職場では何が起きているのか? リストラとセクハラの温床に迫る吉田典史の時事日想(2/3 ページ)

» 2009年12月25日 08時00分 公開
[吉田典史,Business Media 誠]

 だが、「不支給」という決定が下った。労働基準監督署は「セクハラと(うつ病の)発病との間に因果関係が見られない」と回答したという。これに対し女性ユニオン名古屋は、厚生労働省の労働局に労基署の不支給決定の取り消しを求める不服審査請求をする考えだ。

「NO!」と言えない職場

 冒頭で述べた犯罪とこの事例に、重なるものがあるのではないだろうか。少なくとも、次のようなことが挙げられると思う。

(1)加害者は、自らの立場や権限、権力を利用して被害者に肉体関係を迫る。

(2)加害者は被害者に対し、最後は暴行(後者は未遂)をするなど、理性をこえた行動をとる。

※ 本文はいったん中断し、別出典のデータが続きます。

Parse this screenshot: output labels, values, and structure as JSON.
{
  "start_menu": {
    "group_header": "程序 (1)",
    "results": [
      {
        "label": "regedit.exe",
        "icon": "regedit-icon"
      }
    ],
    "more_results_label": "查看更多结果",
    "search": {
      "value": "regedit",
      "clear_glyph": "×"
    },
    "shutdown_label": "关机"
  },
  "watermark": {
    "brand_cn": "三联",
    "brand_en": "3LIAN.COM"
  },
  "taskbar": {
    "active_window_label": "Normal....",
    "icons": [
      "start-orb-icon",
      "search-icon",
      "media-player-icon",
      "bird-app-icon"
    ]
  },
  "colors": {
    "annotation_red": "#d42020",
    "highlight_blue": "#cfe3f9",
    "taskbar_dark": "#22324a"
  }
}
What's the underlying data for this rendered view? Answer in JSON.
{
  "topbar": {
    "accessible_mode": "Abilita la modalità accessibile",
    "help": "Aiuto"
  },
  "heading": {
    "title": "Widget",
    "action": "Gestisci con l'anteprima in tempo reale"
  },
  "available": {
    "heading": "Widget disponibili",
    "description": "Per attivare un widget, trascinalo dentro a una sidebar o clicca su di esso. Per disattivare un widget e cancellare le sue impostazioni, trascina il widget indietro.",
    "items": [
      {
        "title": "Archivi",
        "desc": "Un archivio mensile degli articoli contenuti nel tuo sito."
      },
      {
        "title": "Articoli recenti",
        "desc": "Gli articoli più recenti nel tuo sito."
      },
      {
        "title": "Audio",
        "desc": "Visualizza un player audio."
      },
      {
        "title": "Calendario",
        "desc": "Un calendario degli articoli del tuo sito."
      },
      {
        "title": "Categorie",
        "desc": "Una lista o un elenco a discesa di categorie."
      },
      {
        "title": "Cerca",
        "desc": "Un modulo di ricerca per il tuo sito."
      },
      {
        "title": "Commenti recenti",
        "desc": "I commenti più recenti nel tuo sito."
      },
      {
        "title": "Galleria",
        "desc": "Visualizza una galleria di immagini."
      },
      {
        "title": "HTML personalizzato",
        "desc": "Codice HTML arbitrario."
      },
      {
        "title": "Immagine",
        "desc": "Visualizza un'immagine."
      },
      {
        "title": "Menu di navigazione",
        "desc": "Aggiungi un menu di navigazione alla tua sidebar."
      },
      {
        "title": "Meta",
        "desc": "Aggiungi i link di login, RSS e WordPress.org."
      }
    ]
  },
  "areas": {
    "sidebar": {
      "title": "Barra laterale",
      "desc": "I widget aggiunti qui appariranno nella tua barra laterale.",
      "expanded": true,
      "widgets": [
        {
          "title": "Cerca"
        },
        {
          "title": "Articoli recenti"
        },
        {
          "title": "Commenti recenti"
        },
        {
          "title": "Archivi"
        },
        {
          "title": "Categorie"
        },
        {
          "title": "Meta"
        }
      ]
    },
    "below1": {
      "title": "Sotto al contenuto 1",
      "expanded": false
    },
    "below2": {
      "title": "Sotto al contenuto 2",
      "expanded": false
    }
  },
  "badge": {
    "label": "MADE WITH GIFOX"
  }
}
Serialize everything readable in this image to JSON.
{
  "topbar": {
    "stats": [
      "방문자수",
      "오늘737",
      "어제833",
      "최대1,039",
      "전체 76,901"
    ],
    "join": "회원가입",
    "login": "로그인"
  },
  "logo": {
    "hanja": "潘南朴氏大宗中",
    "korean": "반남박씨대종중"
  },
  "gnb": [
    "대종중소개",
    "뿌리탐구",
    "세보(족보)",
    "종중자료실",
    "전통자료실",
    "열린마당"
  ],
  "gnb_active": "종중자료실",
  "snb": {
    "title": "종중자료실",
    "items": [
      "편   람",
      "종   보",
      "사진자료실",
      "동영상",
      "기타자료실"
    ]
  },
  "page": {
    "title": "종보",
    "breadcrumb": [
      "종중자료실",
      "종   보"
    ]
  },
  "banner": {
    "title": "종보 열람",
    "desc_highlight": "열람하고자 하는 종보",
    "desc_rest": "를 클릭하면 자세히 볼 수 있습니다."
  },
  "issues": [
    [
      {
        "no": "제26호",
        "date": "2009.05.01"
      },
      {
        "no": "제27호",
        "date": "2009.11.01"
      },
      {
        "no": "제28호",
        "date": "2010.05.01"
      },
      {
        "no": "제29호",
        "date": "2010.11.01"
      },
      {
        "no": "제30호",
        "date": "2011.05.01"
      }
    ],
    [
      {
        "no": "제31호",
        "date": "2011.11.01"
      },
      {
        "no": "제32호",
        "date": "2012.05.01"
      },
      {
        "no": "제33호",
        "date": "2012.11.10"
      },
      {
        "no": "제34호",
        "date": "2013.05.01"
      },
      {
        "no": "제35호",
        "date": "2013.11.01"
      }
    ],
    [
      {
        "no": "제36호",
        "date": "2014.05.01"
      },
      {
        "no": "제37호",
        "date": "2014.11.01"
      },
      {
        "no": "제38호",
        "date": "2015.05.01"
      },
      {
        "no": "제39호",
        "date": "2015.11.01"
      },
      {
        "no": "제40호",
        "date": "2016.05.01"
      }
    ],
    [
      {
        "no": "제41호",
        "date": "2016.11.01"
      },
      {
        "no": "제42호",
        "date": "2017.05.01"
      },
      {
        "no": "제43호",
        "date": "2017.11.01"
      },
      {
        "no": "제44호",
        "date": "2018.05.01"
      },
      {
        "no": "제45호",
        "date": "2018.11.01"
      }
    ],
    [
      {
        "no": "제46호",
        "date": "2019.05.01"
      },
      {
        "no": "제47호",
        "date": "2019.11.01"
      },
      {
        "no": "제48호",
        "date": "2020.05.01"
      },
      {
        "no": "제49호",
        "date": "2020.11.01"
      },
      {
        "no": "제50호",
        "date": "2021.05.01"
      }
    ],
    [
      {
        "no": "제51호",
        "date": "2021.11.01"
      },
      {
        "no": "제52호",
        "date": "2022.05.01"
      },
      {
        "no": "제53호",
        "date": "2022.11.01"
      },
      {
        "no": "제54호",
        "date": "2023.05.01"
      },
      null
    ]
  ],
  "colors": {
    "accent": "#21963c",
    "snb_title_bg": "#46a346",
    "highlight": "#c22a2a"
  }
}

 それぞれを、これまでのセクハラ事件の取材経験をもとに分析をする。まず(1)であるが、加害者の男は相手の女をよく観察し、弱みを見つけ出した。そして有無を言わせないような環境を作り、肉体関係を迫っている。要は外堀を埋めたうえで目的を達しようとしているのだ。用意周到に準備していたと言える。その意味でも、一層悪質である。

 さらに言えば、この時点で男は職場の状況もよく観察していたのではないだろうか。つまり、女に肉体関係を迫っても、周囲の人間は何も言わないと感じ取ったのだろう。実は、ここが問題なのだ。日本人は、職場における人権意識がうとい。

 このような犯罪に限らず、会社では本人の意思に反した退職強要や転籍などが、簡単に行われている。本来、これらは不当な行為であり、民法の損害賠償の請求対象行為なのだ。少なくとも労使双方で話し合うべきことで、ナアナアにするようなことでは、到底ありえない。

 ところが、誰も何も言わない中で淡々と不当な行為が行われている。何も言わなければ、経営陣や一部の管理職はそれを強行し、最後にはそれが「常識」として社内に浸透していく。2009年は多くの正社員が会社を辞めていったが、その裏では“簡単なリストラ”が横行していたのではないだろうか。

 これは、1990年代からいまに至るまで、多くの会社員が「辞めろ!」と言われても、拒絶の意思を示してこなかったツケととらえることができる。もうこの国では、経営陣が自らの責任をあいまいにしたままの簡単なリストラが「常識」になっているのだ。